Gustav HOLST (1874-1934)
Symphony in F, Op. 8 The Cotswolds (1900) [27:20]
Walt Whitman Overture, Op. 7 (1899) [7:35]
Suite No. 2 for Military Band in F major, Op. 28 No. 2, H106 arr. Jacobs (1909-11, orch. 1945) [12:01]
The Perfect Fool, Op. 39/H 150: Ballet Music (1918-22) [12:05]
Scherzo for Orchestra, H192 (1934) [5:55]

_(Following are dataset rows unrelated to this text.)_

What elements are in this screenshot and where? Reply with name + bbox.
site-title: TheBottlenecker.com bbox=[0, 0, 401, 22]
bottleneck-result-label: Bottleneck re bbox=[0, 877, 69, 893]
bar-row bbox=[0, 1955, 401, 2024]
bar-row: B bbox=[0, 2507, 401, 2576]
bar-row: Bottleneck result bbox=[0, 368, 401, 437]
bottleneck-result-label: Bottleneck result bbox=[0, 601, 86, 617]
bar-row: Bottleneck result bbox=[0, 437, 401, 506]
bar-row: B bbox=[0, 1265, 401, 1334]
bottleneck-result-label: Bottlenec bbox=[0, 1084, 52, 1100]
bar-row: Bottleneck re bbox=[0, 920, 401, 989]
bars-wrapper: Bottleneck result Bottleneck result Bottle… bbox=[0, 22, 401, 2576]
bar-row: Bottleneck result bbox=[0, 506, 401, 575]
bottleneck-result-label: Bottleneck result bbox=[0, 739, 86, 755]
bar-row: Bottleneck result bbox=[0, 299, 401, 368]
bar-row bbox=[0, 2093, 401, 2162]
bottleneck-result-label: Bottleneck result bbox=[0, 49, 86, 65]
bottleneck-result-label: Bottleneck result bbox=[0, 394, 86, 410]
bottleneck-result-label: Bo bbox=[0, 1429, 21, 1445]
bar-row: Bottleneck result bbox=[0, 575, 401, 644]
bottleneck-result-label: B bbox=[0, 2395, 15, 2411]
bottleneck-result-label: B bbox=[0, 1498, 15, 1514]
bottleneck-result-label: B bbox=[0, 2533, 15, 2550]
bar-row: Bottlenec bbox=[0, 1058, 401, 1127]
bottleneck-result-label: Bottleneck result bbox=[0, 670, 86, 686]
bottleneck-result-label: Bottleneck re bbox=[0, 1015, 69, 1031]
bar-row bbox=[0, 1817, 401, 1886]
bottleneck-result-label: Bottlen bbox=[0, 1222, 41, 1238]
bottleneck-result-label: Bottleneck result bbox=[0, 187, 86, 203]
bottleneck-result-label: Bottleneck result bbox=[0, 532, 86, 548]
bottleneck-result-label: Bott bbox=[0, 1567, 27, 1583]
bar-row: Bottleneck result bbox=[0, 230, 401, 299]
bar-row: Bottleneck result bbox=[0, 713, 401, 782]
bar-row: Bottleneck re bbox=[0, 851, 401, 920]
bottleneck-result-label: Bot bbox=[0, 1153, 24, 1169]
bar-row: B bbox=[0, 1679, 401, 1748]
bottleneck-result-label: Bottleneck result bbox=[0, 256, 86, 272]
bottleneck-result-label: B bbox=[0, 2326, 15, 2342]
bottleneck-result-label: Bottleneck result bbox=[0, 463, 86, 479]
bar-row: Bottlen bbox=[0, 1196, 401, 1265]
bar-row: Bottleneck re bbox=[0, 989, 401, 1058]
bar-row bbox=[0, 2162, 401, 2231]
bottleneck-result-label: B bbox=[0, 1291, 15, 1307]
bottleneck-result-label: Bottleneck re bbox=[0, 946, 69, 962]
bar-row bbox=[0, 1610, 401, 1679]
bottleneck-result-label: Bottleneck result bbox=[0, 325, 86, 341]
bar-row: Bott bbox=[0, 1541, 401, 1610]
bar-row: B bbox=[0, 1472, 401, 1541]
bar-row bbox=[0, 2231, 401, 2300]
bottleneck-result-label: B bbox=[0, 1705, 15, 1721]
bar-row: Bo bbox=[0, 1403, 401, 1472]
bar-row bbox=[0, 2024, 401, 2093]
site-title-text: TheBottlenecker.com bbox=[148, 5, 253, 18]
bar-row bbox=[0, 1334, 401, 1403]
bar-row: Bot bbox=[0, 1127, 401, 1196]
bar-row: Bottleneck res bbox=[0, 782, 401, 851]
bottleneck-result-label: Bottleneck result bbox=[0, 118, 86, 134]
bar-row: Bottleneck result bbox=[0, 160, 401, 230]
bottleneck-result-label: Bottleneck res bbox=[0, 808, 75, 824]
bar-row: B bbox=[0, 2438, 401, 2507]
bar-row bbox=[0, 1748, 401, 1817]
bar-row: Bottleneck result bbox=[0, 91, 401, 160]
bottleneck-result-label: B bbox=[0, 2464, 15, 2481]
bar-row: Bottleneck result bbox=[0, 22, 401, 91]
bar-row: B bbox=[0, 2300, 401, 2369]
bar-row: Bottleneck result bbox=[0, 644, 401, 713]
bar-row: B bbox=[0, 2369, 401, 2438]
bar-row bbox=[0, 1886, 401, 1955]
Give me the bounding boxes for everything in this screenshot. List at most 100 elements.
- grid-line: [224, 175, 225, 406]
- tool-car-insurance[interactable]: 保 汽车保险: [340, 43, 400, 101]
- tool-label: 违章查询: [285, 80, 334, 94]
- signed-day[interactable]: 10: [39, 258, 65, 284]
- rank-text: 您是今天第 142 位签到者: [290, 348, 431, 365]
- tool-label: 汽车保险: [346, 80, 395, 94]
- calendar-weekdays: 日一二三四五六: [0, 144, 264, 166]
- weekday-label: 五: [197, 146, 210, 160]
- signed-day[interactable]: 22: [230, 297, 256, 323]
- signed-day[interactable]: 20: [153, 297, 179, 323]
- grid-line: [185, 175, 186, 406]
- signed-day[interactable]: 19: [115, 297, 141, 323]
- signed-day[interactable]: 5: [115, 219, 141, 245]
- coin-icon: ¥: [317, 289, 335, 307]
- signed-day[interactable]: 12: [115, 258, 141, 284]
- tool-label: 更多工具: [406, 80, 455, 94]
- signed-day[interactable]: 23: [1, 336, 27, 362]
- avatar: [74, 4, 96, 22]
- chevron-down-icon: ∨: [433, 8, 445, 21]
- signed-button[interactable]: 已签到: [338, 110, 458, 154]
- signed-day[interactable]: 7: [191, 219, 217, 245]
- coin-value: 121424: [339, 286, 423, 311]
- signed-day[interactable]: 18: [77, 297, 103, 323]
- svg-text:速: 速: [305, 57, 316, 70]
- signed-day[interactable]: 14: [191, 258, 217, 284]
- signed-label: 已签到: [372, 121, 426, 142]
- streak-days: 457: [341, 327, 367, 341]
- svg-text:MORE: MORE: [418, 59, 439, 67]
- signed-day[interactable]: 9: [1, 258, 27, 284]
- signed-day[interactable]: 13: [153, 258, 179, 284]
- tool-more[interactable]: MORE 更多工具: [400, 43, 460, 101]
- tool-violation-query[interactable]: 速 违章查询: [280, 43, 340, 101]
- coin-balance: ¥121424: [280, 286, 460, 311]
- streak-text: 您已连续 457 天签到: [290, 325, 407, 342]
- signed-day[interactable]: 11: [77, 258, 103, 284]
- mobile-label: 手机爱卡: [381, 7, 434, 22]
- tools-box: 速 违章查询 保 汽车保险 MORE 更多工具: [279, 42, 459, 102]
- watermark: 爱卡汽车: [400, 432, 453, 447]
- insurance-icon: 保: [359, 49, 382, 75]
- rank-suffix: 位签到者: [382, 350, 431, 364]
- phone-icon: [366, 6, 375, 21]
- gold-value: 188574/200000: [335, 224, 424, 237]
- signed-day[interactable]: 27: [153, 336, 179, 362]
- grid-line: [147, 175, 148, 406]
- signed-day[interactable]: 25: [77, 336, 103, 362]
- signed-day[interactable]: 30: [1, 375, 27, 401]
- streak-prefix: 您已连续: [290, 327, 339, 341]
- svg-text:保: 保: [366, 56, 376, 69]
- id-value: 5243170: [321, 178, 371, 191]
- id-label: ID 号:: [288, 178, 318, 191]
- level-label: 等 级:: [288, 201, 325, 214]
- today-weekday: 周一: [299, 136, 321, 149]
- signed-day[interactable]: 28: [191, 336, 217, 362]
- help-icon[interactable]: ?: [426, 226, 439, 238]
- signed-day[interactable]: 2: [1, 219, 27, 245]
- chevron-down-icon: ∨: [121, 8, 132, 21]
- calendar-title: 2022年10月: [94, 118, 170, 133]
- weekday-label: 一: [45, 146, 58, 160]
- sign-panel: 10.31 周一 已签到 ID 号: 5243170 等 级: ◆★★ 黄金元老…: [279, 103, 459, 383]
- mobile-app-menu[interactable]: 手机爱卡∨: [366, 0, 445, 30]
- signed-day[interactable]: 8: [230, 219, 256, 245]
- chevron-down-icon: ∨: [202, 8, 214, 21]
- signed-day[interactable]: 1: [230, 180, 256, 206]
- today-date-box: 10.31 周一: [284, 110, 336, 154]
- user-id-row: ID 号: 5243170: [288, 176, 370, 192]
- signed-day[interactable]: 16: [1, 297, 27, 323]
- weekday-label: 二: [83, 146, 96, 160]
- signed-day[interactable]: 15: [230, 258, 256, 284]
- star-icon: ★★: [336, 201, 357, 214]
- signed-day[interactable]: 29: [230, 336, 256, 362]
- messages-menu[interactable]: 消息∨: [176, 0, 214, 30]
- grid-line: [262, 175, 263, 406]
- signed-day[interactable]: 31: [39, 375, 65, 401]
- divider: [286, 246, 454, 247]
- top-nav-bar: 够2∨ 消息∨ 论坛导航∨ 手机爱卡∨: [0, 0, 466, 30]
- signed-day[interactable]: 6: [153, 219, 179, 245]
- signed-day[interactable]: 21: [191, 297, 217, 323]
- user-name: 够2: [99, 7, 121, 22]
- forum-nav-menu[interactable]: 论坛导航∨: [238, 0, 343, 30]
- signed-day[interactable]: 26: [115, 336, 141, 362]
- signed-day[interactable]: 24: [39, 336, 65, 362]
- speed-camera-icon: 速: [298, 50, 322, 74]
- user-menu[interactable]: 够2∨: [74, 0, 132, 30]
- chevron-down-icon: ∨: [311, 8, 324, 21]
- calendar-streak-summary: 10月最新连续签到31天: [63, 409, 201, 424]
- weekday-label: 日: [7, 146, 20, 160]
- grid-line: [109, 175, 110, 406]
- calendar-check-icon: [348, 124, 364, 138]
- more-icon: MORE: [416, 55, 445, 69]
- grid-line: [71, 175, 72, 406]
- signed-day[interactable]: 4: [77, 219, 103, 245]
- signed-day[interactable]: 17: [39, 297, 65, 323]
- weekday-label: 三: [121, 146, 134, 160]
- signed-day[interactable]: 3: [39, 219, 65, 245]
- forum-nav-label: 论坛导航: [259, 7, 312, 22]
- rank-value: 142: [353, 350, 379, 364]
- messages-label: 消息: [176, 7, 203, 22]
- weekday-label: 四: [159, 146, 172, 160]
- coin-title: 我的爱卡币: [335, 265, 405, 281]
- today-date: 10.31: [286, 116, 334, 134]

Munich Symphony Orchestra/Douglas Bostock
rec. no details given but Munich circa 1998
ALTO ALC1170 [65:03]
 
This collection was first issued on the Danish label ClassicO (CLASSCD 284) with whom Boult pupil, Douglas Bostock collaborated over the British Symphonic Collection. As one of the early issues you can read reviews by Richard Adams and Gerald Fenech elsewhere on the site. Ten discs from that series found their way into a Membran box but quite a few stragglers escaped and the Holst was one of them.
 
The selection comprises a majority of early works with one very late one. The Cotswolds symphony is in four movements. The first is sprightly, spliced with Grainger, lightened by Tchaikovskian levity and carrying the outdoor spirit of a walk in the Cotswolds and the exhilaration of the rising hill-crest. The second is a long, sustained Elegy (In Memoriam William Morris). This is even more un-English than the first movement. The mood is more occluded with the dreamy moodiness suggesting Tchaikovsky out of Rimsky into Rachmaninov. The third movement gently saunters along with all the confidence of youth. Brahmsian gestures meld with the open air mood of the Beethoven Pastoral. The finale reminded me of Parry and then of the Tchaikovsky suites and then of Dvorák without the darkness of Othello and of Symphony No. 7. The fairly profound Morris movement seems ill-sorted in this company; a bit like Introit amid the outer ‘thorns’ of the Finzi Violin Concerto.
 
The Walt Whitman overture recalls early Parry and the Dvorak Slavonic Rhapsodies. It lacks the intensity of the Morris movement. The Suite No. 2 (aka A Hampshire Suite) was arranged by Gordon Jacob in the mid-1940s. It’s familiar Holst, unlike the two preceding works. It goes with a catchy swing, a smile and a wink.
 
Similarly well-known are the Perfect Fool ballet movements. Here they are played attentively but with a straight face. Perhaps if the opera itself were better known and recorded then people would get a better sense of the music. This is one of the few versions I know by a non-English orchestra. The music is mature Holst with the usual cracking writing and playing for the trombones. The Scherzo is all that was completed of a planned symphony. The performance seems not as smack bang on the note as the late 1960s Boult on Lyrita but it has all the requisite virile rush and Apollonian dynamism. Bostock rather nicely brings out at 2.55 a haunting calm from which at 3: 30 a solo violin cries out. The piece ends with a sudden upwelling of energy and barking brass.
 
The useful notes are by Jeffrey Davis. Pace the cover, the orchestra is the Munich Symphony; not the Munich Philharmonic. And by the way Alto it's ClassicO not ClassiCo. However, where it matters, this release will appeal to those who want to explore their Holst beyond The Planets. Not everything here is up to that standard – what is? – but all five works will reveal curious or satisfying facets of a great original.
 
Rob Barnett
 
Reveals curious or satisfying facets of a great original.